The biggest issue for the Bulls is without a question first down. They are not just losing on first downs, they are getting destroyed. In 113 first down snaps to date they have given up 758 yards, thats an average of 6.7 yards per play. So just imagine for a moment the sense of dread accompanying every second and four opposing offenses get against the Bearcats. Now imagine how you would feel facing 20 of those a game. That's how most Bulls fans have been feeling this year.
Losing big on first down shifts the odds drastically in favor of the offense. The offense can do almost anything on second down. Its a great time to work the quick game, or take a deep shot, or run a little trickeration. Baring catastrophe the offense can do almost anything and still wind up with a manageable third down attempt.

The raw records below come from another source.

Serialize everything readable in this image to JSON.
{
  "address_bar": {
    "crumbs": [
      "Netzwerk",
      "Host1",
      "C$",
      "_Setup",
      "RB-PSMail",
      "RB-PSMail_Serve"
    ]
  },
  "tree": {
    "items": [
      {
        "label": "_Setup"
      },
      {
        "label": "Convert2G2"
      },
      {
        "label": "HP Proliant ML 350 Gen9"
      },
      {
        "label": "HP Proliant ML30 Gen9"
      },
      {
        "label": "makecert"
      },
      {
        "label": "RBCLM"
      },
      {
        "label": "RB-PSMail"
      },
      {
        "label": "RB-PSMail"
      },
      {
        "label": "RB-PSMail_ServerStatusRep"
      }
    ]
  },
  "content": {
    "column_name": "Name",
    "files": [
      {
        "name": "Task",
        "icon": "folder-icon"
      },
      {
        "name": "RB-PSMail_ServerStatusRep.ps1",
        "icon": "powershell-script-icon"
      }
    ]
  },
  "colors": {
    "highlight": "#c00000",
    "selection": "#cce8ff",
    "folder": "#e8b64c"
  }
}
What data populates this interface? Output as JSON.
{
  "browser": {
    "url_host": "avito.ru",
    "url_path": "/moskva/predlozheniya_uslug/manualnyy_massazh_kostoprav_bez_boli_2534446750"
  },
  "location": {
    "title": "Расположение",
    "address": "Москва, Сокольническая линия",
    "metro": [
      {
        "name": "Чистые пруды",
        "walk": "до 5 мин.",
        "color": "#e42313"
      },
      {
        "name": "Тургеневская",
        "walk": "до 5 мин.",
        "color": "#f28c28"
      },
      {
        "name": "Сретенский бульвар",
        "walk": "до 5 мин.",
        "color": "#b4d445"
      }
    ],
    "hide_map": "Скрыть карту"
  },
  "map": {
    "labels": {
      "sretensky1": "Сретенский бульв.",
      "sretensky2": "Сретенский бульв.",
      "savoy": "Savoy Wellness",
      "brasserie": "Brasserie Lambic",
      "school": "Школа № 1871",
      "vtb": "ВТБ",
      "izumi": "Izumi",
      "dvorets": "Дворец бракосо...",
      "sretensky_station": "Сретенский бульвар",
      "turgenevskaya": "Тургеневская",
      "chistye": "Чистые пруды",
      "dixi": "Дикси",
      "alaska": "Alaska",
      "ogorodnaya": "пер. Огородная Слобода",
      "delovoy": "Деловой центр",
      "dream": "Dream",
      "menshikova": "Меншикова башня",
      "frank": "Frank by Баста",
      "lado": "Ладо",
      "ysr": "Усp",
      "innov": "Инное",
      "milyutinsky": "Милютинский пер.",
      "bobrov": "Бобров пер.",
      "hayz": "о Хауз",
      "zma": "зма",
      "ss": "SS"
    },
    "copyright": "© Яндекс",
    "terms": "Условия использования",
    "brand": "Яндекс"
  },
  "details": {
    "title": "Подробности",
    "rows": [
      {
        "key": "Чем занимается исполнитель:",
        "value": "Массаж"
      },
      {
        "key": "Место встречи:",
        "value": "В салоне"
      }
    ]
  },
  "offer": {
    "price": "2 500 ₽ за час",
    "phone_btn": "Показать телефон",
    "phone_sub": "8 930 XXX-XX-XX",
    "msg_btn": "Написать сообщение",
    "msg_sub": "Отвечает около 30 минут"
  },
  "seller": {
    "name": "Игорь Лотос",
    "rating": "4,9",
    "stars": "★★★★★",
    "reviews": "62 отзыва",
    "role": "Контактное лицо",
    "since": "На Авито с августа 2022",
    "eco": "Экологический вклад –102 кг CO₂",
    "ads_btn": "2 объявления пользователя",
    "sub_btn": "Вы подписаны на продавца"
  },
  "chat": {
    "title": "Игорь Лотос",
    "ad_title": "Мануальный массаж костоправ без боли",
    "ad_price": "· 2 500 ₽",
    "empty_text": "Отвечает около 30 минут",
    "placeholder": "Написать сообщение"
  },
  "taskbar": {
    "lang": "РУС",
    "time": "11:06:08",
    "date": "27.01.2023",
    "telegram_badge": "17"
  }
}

|Tackles For Loss||27||20|
*I am trying to come up with a way to measure to what degree a given offense is effected by the play of a defense. Pressure Percent adds sacks and hurries and divide that total into passing attempts. It is obviously an imprecise measure as a certain percentage of designed passes become QB runs past the line of scrimmage and are recorded as rushes. It would be easier to calculate if I knew how often a given team dropped back to pass, but that info is not there. Defense/Incompletion Ratio is easier; add interceptions and passes defensed and divide into total incompletion's. I have no idea what any of this means. For what its worth UC gets pressure on opposing passers on 23% of attempts and allows pressure on 6%. In terms of D/I 39% of Bearcats incompletion can be attributed to the defense, while 44% of UC opponents incompletion can be credited to UC defenders. Again, no idea what any of this means.
I read two things from this. 1) the Bulls offense is bad in a very general all purpose sort of way. They can't keep their quarterback clean, and when they do some large percentage of their passes wind up in the general area of a defender. I have a sneaking suspicion that higher completion rate a team has the higher their D/I will be. I will have to do more research on that.
2) the Bulls struggles to defend first downs prevents them from bringing their defensive line to bear. If opposing offenses generally stay out of obvious passing downs their will be fewer opportunities to rush the passer with abandon. Even when USF has gotten offenses in adventurous positions they haven't been able to generate pressure with any consistency.
Life On The Margins
|Third Down Conversion %||37.5||18.5|
|Non Offensive TD's||6||1|
|Red Zone TD %||61.1%||60%|
Its clear by now that South Florida is a flawed team to begin with, but they have also had quite a bit of bad luck as well. Lets start with them being unable to recover any of their fumbles. In a game as chaotic as football is fumbles are about as close to perfectly random as possible. From causation to recovery nothing about fumbles is predictable. Which is why a single team losing all of their fumbles is such a quirk, it is also not sustainable. They could start recovering everything against the Bearcats. This section can end with the five TD advantage in non offensive TD's. USF has been bad, but they have had some pretty shit luck as well.